Last year Black Caviar ran first-up in the Group 2 Schillaci Stakes (1000m) and at that stage was unbeaten in five.
She extended that to six with ease in the Schillaci, which was her third Group win on the trot.
This year a run in the Schillaci Stakes looks unlikely, with just $200,000 in prize money on offer.
It was a relatively short spring prep for Caviar last year, her other runs and wins being in the Group 2 Schweppes Stakes (1200m) at Moonee Valley and of course her emphatic four-length success in the Group 1 Patinack Farm Classic (1200m) – her maiden Group 1 victory.
The 2011 Patinack Farm Classic is almost a given for Black Caviar to defend her title in this spring.
Not only has the prize money for the Emirates Stakes Day sprint feature risen to a lucrative $1 million, but the possibility of international raiders including Sunday’s Krisflyer Sprint winner Rocket Man travelling down under for a stint at the $600,000 Global Sprint Challenge bonus attached to the Patinack Classic makes this an unmissable challenge for her.
“It’s a logical target, given she won the race last year and the extra money makes it an even more logical target,” Moody said of Patinack Farm Classic for Black Caviar.
The Victoria Racing Club’s chief executive Dale Monteith is preparing to take full advantage of Black Caviar mania in the spring, capitalising on the mare’s amazing ability to draw a full house of fans wherever she races.

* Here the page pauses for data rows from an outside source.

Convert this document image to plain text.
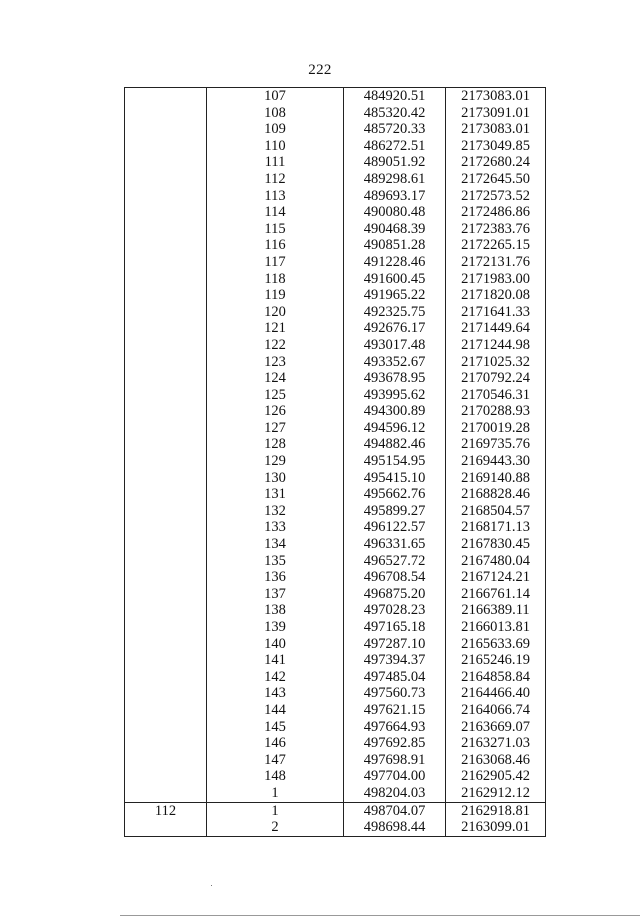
222
	107	484920.51	2173083.01
	108	485320.42	2173091.01
	109	485720.33	2173083.01
	110	486272.51	2173049.85
	111	489051.92	2172680.24
	112	489298.61	2172645.50
	113	489693.17	2172573.52
	114	490080.48	2172486.86
	115	490468.39	2172383.76
	116	490851.28	2172265.15
	117	491228.46	2172131.76
	118	491600.45	2171983.00
	119	491965.22	2171820.08
	120	492325.75	2171641.33
	121	492676.17	2171449.64
	122	493017.48	2171244.98
	123	493352.67	2171025.32
	124	493678.95	2170792.24
	125	493995.62	2170546.31
	126	494300.89	2170288.93
	127	494596.12	2170019.28
	128	494882.46	2169735.76
	129	495154.95	2169443.30
	130	495415.10	2169140.88
	131	495662.76	2168828.46
	132	495899.27	2168504.57
	133	496122.57	2168171.13
	134	496331.65	2167830.45
	135	496527.72	2167480.04
	136	496708.54	2167124.21
	137	496875.20	2166761.14
	138	497028.23	2166389.11
	139	497165.18	2166013.81
	140	497287.10	2165633.69
	141	497394.37	2165246.19
	142	497485.04	2164858.84
	143	497560.73	2164466.40
	144	497621.15	2164066.74
	145	497664.93	2163669.07
	146	497692.85	2163271.03
	147	497698.91	2163068.46
	148	497704.00	2162905.42
	1	498204.03	2162912.12
112	1	498704.07	2162918.81
	2	498698.44	2163099.01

“We believe the increase in prize money for the Patinack Farm Classic and the bonus will result in the world’s best sprinters coming to Melbourne to take on Black Caviar,” Monteith said.

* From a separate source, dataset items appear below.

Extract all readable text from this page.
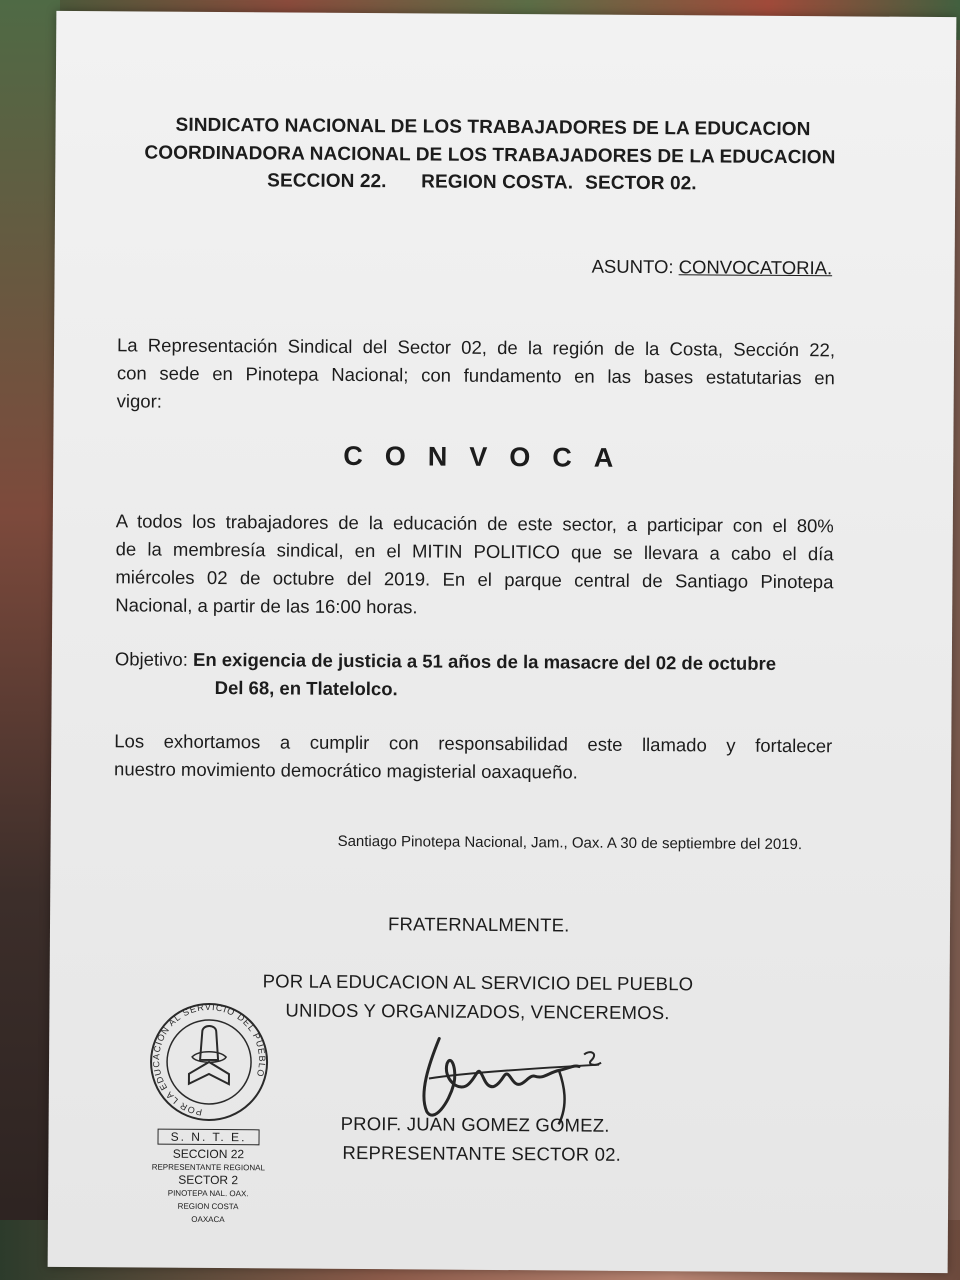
SINDICATO NACIONAL DE LOS TRABAJADORES DE LA EDUCACION
COORDINADORA NACIONAL DE LOS TRABAJADORES DE LA EDUCACION
SECCION 22. REGION COSTA. SECTOR 02.
ASUNTO: CONVOCATORIA.
La Representación Sindical del Sector 02, de la región de la Costa, Sección 22,
con sede en Pinotepa Nacional; con fundamento en las bases estatutarias en
vigor:
CONVOCA
A todos los trabajadores de la educación de este sector, a participar con el 80%
de la membresía sindical, en el MITIN POLITICO que se llevara a cabo el día
miércoles 02 de octubre del 2019. En el parque central de Santiago Pinotepa
Nacional, a partir de las 16:00 horas.
Objetivo: En exigencia de justicia a 51 años de la masacre del 02 de octubre
Del 68, en Tlatelolco.
Los exhortamos a cumplir con responsabilidad este llamado y fortalecer
nuestro movimiento democrático magisterial oaxaqueño.
Santiago Pinotepa Nacional, Jam., Oax. A 30 de septiembre del 2019.
FRATERNALMENTE.
POR LA EDUCACION AL SERVICIO DEL PUEBLO
UNIDOS Y ORGANIZADOS, VENCEREMOS.
PROIF. JUAN GOMEZ GOMEZ.
REPRESENTANTE SECTOR 02.
POR LA EDUCACION AL SERVICIO DEL PUEBLO
S. N. T. E.
SECCION 22
REPRESENTANTE REGIONAL
SECTOR 2
PINOTEPA NAL. OAX.
REGION COSTA
OAXACA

In her inaugural year of racing, 2009, Black Caviar broke her Group maiden taking out the Group 2 Danehill Stakes (1200m) at Flemington in early September.
With connections hinting that she will be ready to return and dominate the headlines again in September this year, the Danehill Stakes running on September 3, could make the ideal first-up run for Black Caviar.
“She’ll probably have four to six weeks (in the spelling paddock),” Moody said.
“She’ll be ready to go in September.”
If Moody doesn’t bring her back until the end of September, the Group 1 Manikato Stakes (1200m) at Moonee Valley on September 23 would be her likely return to the turf.
Last year’s Manikato Stakes was the opening Group 1 win for John McNair’s hulking sprinter Hay List.
Considered Australia’s second best horse behind Black Caviar, Hay List has faced the number one thoroughbred four times for four defeats to date.
Moody also commented on rumours that he would head overseas this year with Black Caviar.
“It’s never been on my radar, all I’ve said is that Hong Kong would be the first possible option,” he said.
“You’ve got races like the Orr and the Futurity and the Ryder and the Queen Of The Turf in the autumn next year.
“If she goes to Hong Kong, we probably lose the opportunity to run in those.
“Do we go to Hong Kong and forsake three or four Australian Group One races in the autumn next year?
“Or do we just stay at home and do the easy thing?
“There’s just so many options here and have a look at what she’s doing for Australian racing.
“I don’t think you’ll see the 20,000 that were at Doomben sit up late at night and watch her on TV on the other side of the world.”
Truth is, they probably would, but fans will just be thankful they won’t have to.